Designed in the early 1960s, the flyovers were meant to untangle the difficult space at the mouth of the Queensway Tunnel, which - at the time - was the only road link between Liverpool and the Wirral, and which dumped all its traffic straight into the city centre on Byrom Street, next to many of Liverpool's fine civic buildings. They opened to traffic in 1970.

The idea was that Byrom Street could be freed up to form an artery leading to and from the tunnel if the major conflicting traffic flow was lifted up and out of the way, that being traffic heading to and from the city centre from the east. Vehicles approaching Liverpool from Edge Lane and the East Lancs Road would be diverted onto two new flyover structures that would let them soar over the queues for the tunnel and head straight into the city.

An early plan showing the two flyovers in red and the Queensway Tunnel approaches in grey. Click to enlarge
An early plan showing the two flyovers in red and the Queensway Tunnel approaches in grey. Click to enlarge

Except it never really worked out like that. The Queensway Tunnel was relieved by the newer Kingsway Tunnel just a few years later, massively reducing its traffic problems. The Liverpool Inner Motorway and the huge associated changes to the street network never came to pass. And as the streets of Liverpool were updated in the absence of those plans, the flyovers never found their place. Look at a street plan of Liverpool and you can immediately see that they never really led to anything at the eastern end, and indeed running parallel to them is a much bigger and busier dual carriageway at surface level whose traffic could never make use of them.

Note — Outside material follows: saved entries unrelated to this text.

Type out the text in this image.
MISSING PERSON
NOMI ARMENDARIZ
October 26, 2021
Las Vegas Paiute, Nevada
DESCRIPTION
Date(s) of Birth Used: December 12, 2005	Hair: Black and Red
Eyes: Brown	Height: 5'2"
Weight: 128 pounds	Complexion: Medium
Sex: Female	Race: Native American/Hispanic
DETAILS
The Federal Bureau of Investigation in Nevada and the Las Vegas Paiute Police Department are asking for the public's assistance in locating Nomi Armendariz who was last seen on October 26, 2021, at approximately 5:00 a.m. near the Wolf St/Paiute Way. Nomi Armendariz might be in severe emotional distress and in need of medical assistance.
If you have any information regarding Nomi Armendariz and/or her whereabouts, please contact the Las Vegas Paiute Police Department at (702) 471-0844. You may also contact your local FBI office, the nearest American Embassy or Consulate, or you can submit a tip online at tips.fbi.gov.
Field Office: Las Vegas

In late 2018 a structural survey found that they had been built with substandard materials and were seriously unsafe, and faced with a £60m repair bill, Liverpool City Council decided to bring in the demolition crews, at a still-eyewatering cost of £5.7m. Between September and December 2019 they were taken down.

Now that Churchill Way has gone away, what's this unloved patch of central Liverpool like? Bryn Buck, author of the Show Me A Sign blog, has been to take a look.

A reminder of the past

From Bryn's tour of the mouth of the Queensway Tunnel from 2005, here's a quick look at what was there when the flyovers still stood.

From west to east

Fast forward to 2020, then, and the flyovers are gone. This first part of the tour follows the line of the northern flyover, from Great Crosshall Street to Lime Street.

From east to west

The second part of the tour traces the line of the curved southern flyover, which used to carry traffic towards the city centre.

More from Bryn

Bryn's Show Me A Sign blog covers everything to do with modern highway engineering - from low traffic neighbourhoods to the evolution of motorway signs.

Comments

Neil Fitzgerald 2 October 2020

Thanks for this blog. A very interesting read indeed. Thank you for the time you've taken to snapshot history here.

Nick Jenkins 4 October 2020

Although, as you correctly say, these flyovers were by the Queensway Tunnel, the 1/2500 OS plan base on which the proposals are drawn clearly calls it the Kingsway Entrance. I went over there (from Ellesmere Port) in November when they were still clearing the rubble away and took a few photographs which I could send on to you if you wish.